Как ни хорохорились музыканты, в какие яркие не рядились пиджаки с блестящими лацканами, вид у них был замученный, изможденный – нездоровый вид. Они, верно, должны были ненавидеть свои инструменты: скрипки, саксофоны, литавры, превратившиеся в инструменты пытки. А ну-ка попробуй быть приложением к саксофону – мехами, дующими в него, приспособлением для нажатия кнопок. Ты возненавидишь его, и вдвойне страшна эта ненависть оттого, что раньше ты любил инструмент, так любил, что отдавал ему все свое время, чтобы овладеть им, а вышло, он овладел тобой, сделал ниточкой, которая должна дернуться, чтобы он издал дурной, приевшийся звук, еще способный кого-то развлекать. Неужели для того, чтобы одни развлекались, другие непременно должны страдать?
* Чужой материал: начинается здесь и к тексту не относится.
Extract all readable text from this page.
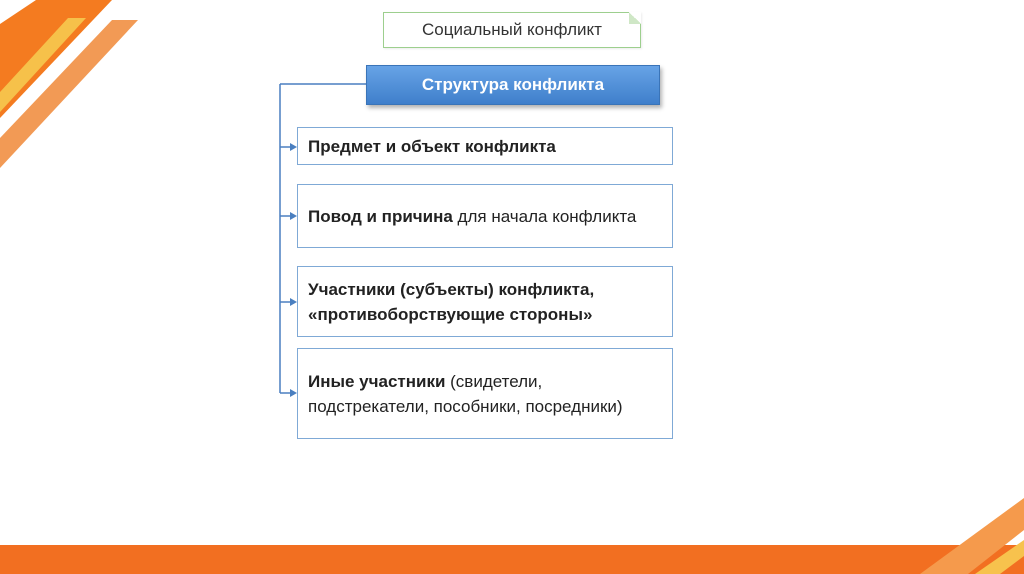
Социальный конфликт
Структура конфликта
Предмет и объект конфликта
Повод и причина для начала конфликта
Участники (субъекты) конфликта, «противоборствующие стороны»
Иные участники (свидетели, подстрекатели, пособники, посредники)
Георгию Дмитриевичу было совсем не весело от разрезвившегося не в меру кафешантана. Ветеранка… как же звали ее? Катя? Света? какая разница?… разбежалась и лихо бросилась на колени дремлющего туриста, этакого стареющего теленка, замершего над соломинкой, опущенной в стакан апельсинового сока. Разве мог он ожидать, что его выволокут на просценок, станут раздевать и полураздетым кружить налево или направо крашеные девицы в пестрых, дешевых оборках? А он будет насвистывать, чтобы не выдать своего смущения и отвращения?
Да полно, отвращения ли? Может, он счастлив и год будет вспоминать, как его кружили да щекотали табором! Это отцу Александру все кажется богомерзким, хорошо, что он сидит не в первом ряду. А что было бы, если бы да эта девица плюхнулась на колени к нему? Он и посидел-то всего минут десять и вышел, ругая про себя никудышную постановку и вздыхая о том, что советская клубная деятельность, намного более квалифицированная, чем этот балаган, была прикрыта, массовики-затейники ушли в киоскеры, зато здесь киоскеры стали массовиками и делают их дело, как бы делал сапоги пирожник.
И Григорию Дмитриевичу все это тоже было не по душе – из-за Елены. В этом пошлом плывущем балагане что делала она?
Елена вышла на сцену, преображенную прожекторами в тропический оазис, в платье из зеленых блесток и таких же длинных перчатках и запела песню по-португальски в тон платью и освещению. Ее положение было менее выгодным, чем у музыкантов: они могли спрятать свой инструмент в футляр и задвинуть в угол, а она – нет. Она сама была инструментом. И звучал он, будто пять лет с него не вытирали пыли. Только отчаянно, как хвост русалки, пойманной в сети, искрилось зеленое золото платья.